Presseinformation – Nr. 01/2019

Diesel-Abgase: Nach und nach europaweit schärfere Kontrollen Partikelanzahlmessung startet 2019 in den Niederlanden, in Deutschland ab 2021

Dübendorf (Schweiz), 14. März 2019 – Europaweit wird die Abgasmessung bei Diesel-Pkw nach und nach verschärft. Ab diesem Jahr schrittweise in den Niederlanden und Belgien, ab 1. Januar 2021 auch in Deutschland wird die Zahl der Partikel im Abgasstrom zunächst von Diesel-Pkw mit einer neuen Endrohr-Prüfung („Auspuff“) kontrolliert. Auch in Spanien und der Schweiz wird bereits darüber debattiert, das neue Verfahren einzuführen.  Mit dem Test ist es erstmals möglich, schnell und einfach defekte oder manipulierte Diesel-Partikel-Filter zu entdecken.  Eine europaweite Arbeitsgruppe unter Leitung des deutsch-schweizerischen Verbands VERT hat das Verfahren erarbeitet und will weitere Länder dazu veranlassen, ihre Abgaskontrollen mit diesen strengeren Anforderungen durchzuführen. Beteiligt an dem Projekt ist auch die Gemeinsame Forschungsstelle der Europäischen Kommission JRC (Joint Research Center) in Ispra/Italien. In VERT sind unter anderem Filter- und Messgerätehersteller organisiert.

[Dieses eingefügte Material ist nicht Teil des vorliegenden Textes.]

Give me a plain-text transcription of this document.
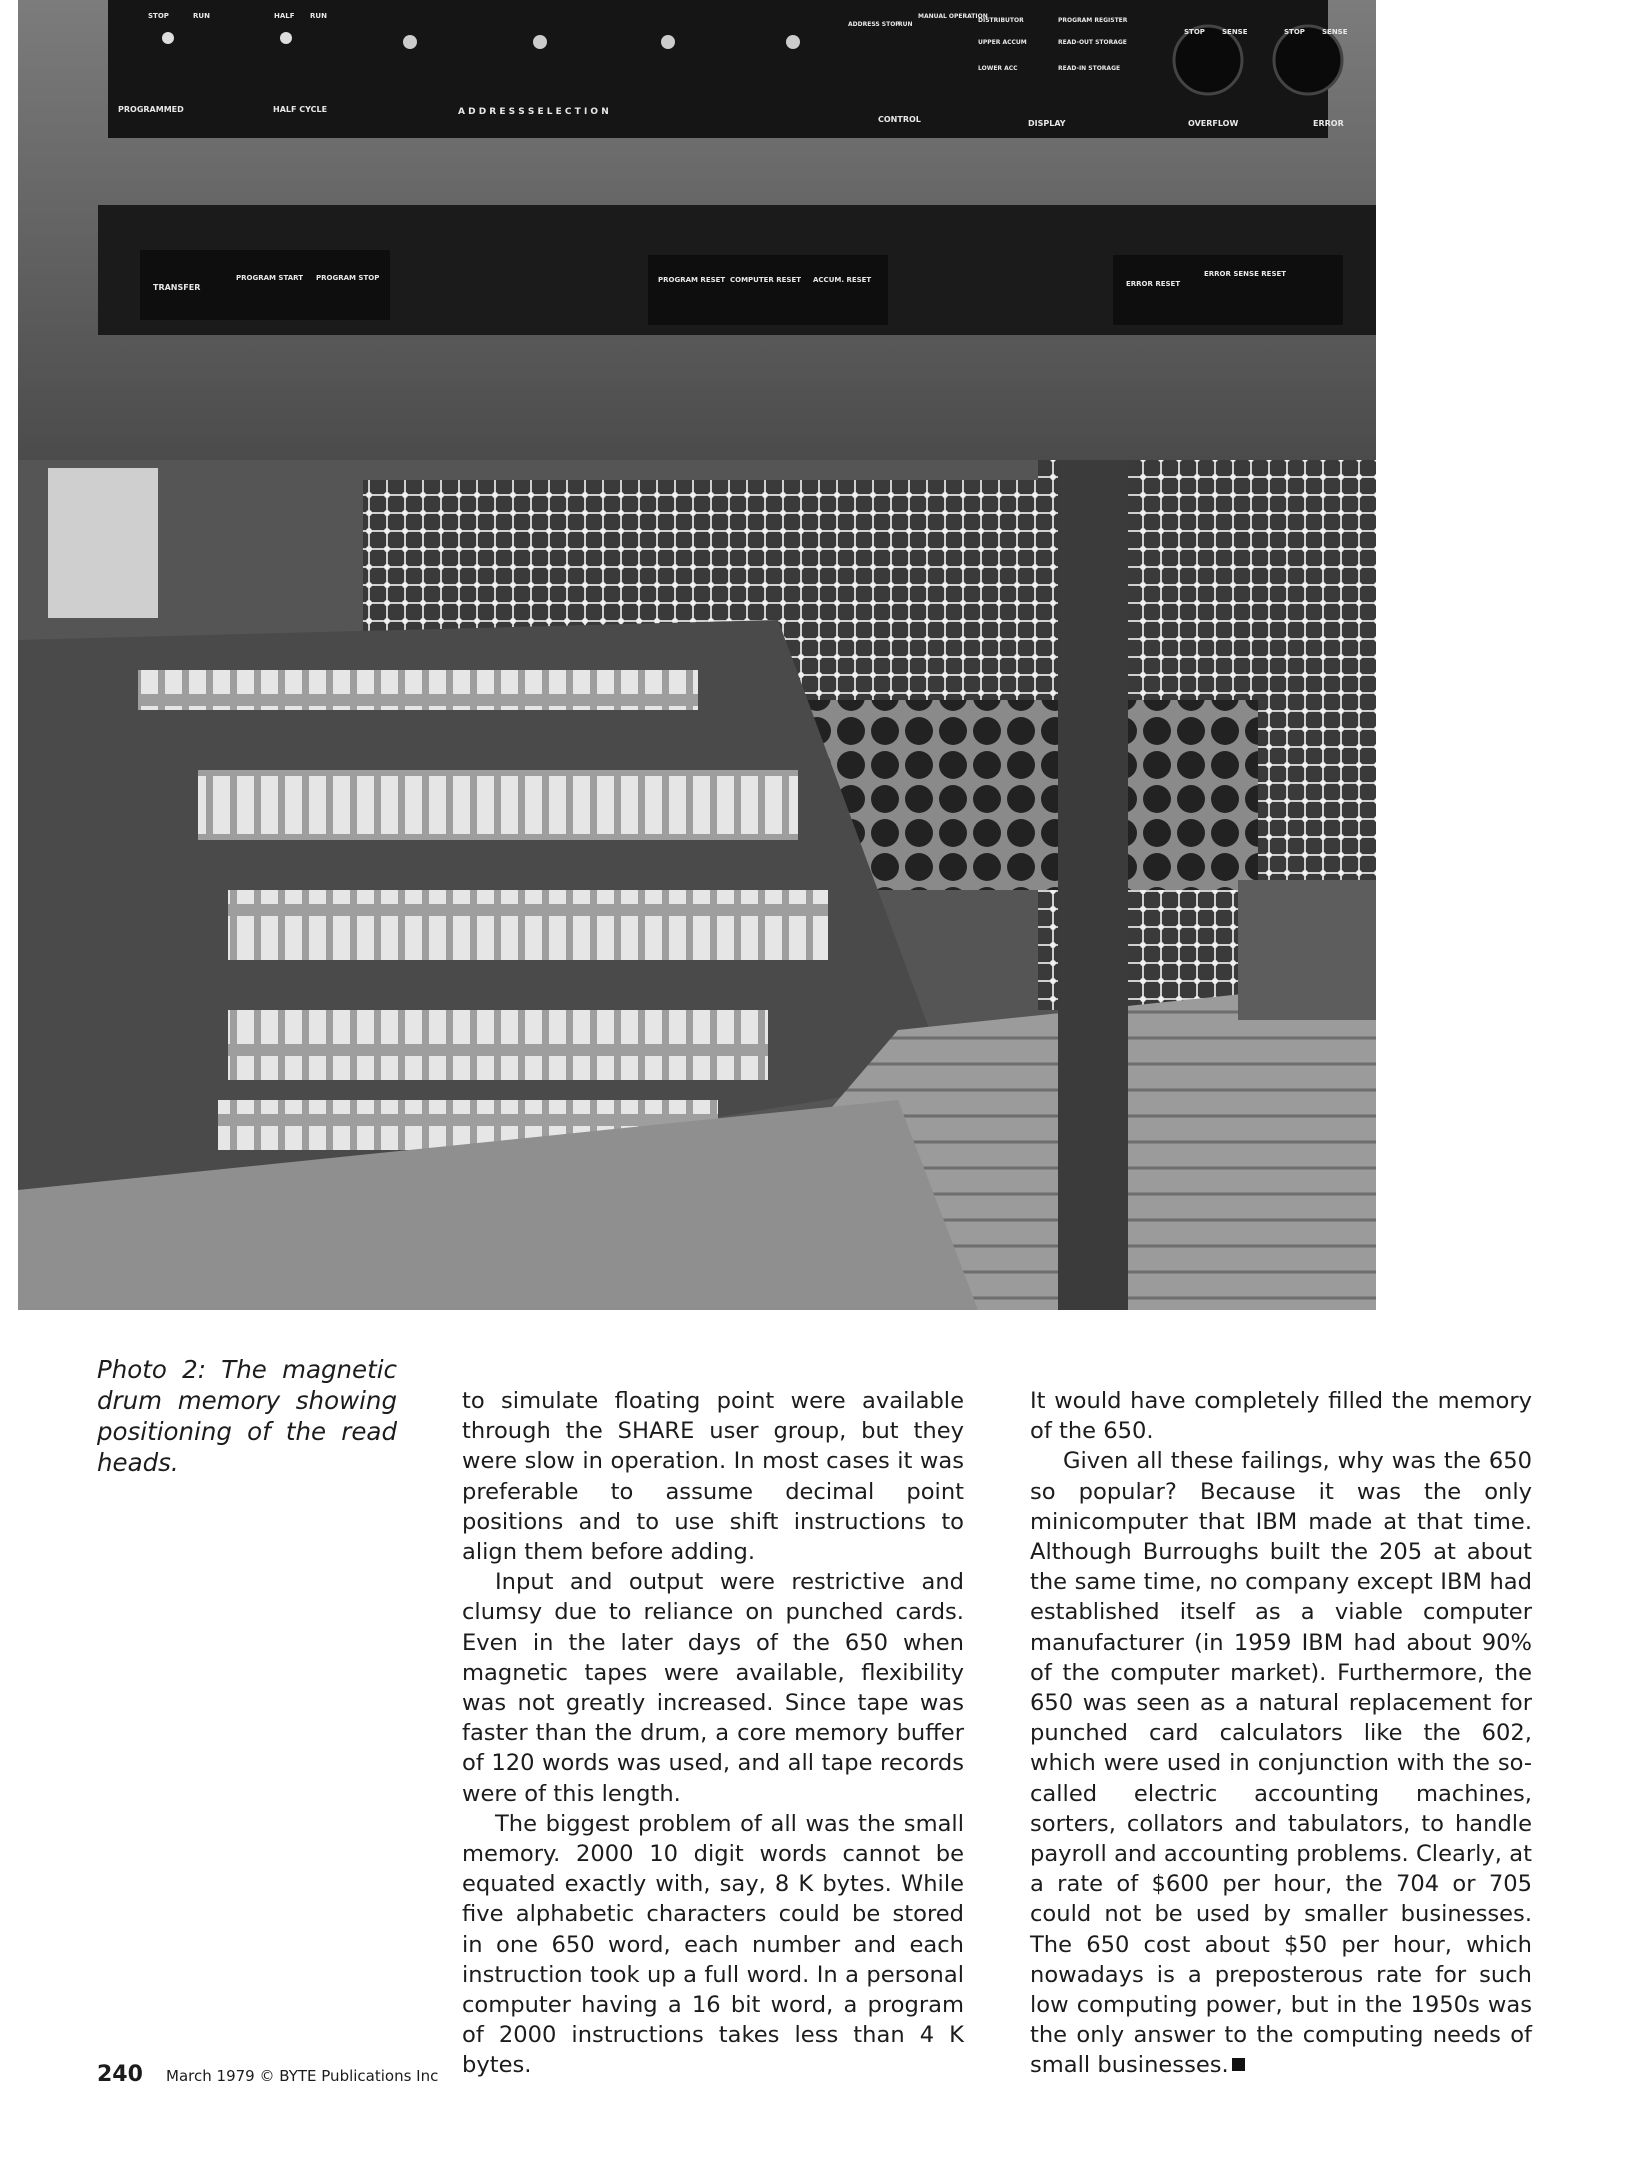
STOP	RUN	HALF RUN
ADDRESS STOP
RUN
MANUAL OPERATION
DISTRIBUTOR	PROGRAM REGISTER
UPPER ACCUM	READ-OUT STORAGE
LOWER ACC	READ-IN STORAGE
STOP SENSE	STOP SENSE
PROGRAMMED	HALF CYCLE	A D D R E S S S E L E C T I O N
CONTROL	DISPLAY	OVERFLOW	ERROR
TRANSFER
PROGRAM START PROGRAM STOP	PROGRAM RESET COMPUTER RESET ACCUM. RESET	ERROR RESET
ERROR SENSE RESET
Photo 2: The magnetic drum memory showing positioning of the read heads.

to simulate floating point were available through the SHARE user group, but they were slow in operation. In most cases it was preferable to assume decimal point positions and to use shift instructions to align them before adding.

Input and output were restrictive and clumsy due to reliance on punched cards. Even in the later days of the 650 when magnetic tapes were available, flexibility was not greatly increased. Since tape was faster than the drum, a core memory buffer of 120 words was used, and all tape records were of this length.

The biggest problem of all was the small memory. 2000 10 digit words cannot be equated exactly with, say, 8 K bytes. While five alphabetic characters could be stored in one 650 word, each number and each instruction took up a full word. In a personal computer having a 16 bit word, a program of 2000 instructions takes less than 4 K bytes.

It would have completely filled the memory of the 650.

Given all these failings, why was the 650 so popular? Because it was the only minicomputer that IBM made at that time. Although Burroughs built the 205 at about the same time, no company except IBM had established itself as a viable computer manufacturer (in 1959 IBM had about 90% of the computer market). Furthermore, the 650 was seen as a natural replacement for punched card calculators like the 602, which were used in conjunction with the so-called electric accounting machines, sorters, collators and tabulators, to handle payroll and accounting problems. Clearly, at a rate of $600 per hour, the 704 or 705 could not be used by smaller businesses. The 650 cost about $50 per hour, which nowadays is a preposterous rate for such low computing power, but in the 1950s was the only answer to the computing needs of small businesses.

240 March 1979 © BYTE Publications Inc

Das Projekt wird von der Europäischen Kommission unterstützt. Über eine Umsetzung in nationales Recht entscheidet jedes Land. Eine Verpflichtung dazu gibt es nicht.  Bei dem neuen Verfahren wird mit einer Sonde im Endrohr („Auspuff“) die Zahl der Partikel im Abgasstrom bestimmt. Überschreitet ein Wagen den Grenzwert von 250.000 Partikeln pro Kubikzentimeter gilt ein Filter als defekt. Er muss repariert oder ausgetauscht werden. Da die Abgasgesetzgebung die Vorschrift enthält, dass die Hersteller beim Pkw die Funktionstüchtigkeit der Partikelfilter während der ersten 160.000 km oder bis zu 5 Jahren garantieren müssen (sog. Emission Durability Period nach 2005/78/EG), dürften diese Kosten vom Hersteller übernommen werden. Die Messung soll in Deutschland während der alle zwei Jahren verbindlichen Hauptuntersuchung erfolgen. Seit 2005 war es üblich, dass die Abgasreinigung bei entsprechend ausgestatteten Autos per Software über das OBD-Modul (On-Board-Diagnostik) geprüft wurde. Dazu verband der Prüfer die OBD über einen Stecker und las den Fehlerspeicher aus.  Wenn dieser keinen Defekt anzeigte, galt die Abgasreinigung als intakt. Im Zuge der Debatte um Manipulationen an Dieselfahrzeugen geriet diese Methode in die Kritik.  Zum 01. Januar 2018 führte die Bundesregierung in Deutschland die Endrohrprüfung für Diesel-Fahrzeuge wieder ein. Derzeit wird die Opazität (Trübung) des Abgasstroms bestimmt. Der neue Messwert Partikelanzahl ab 1.Januar 2021 gilt als deutlich genauer.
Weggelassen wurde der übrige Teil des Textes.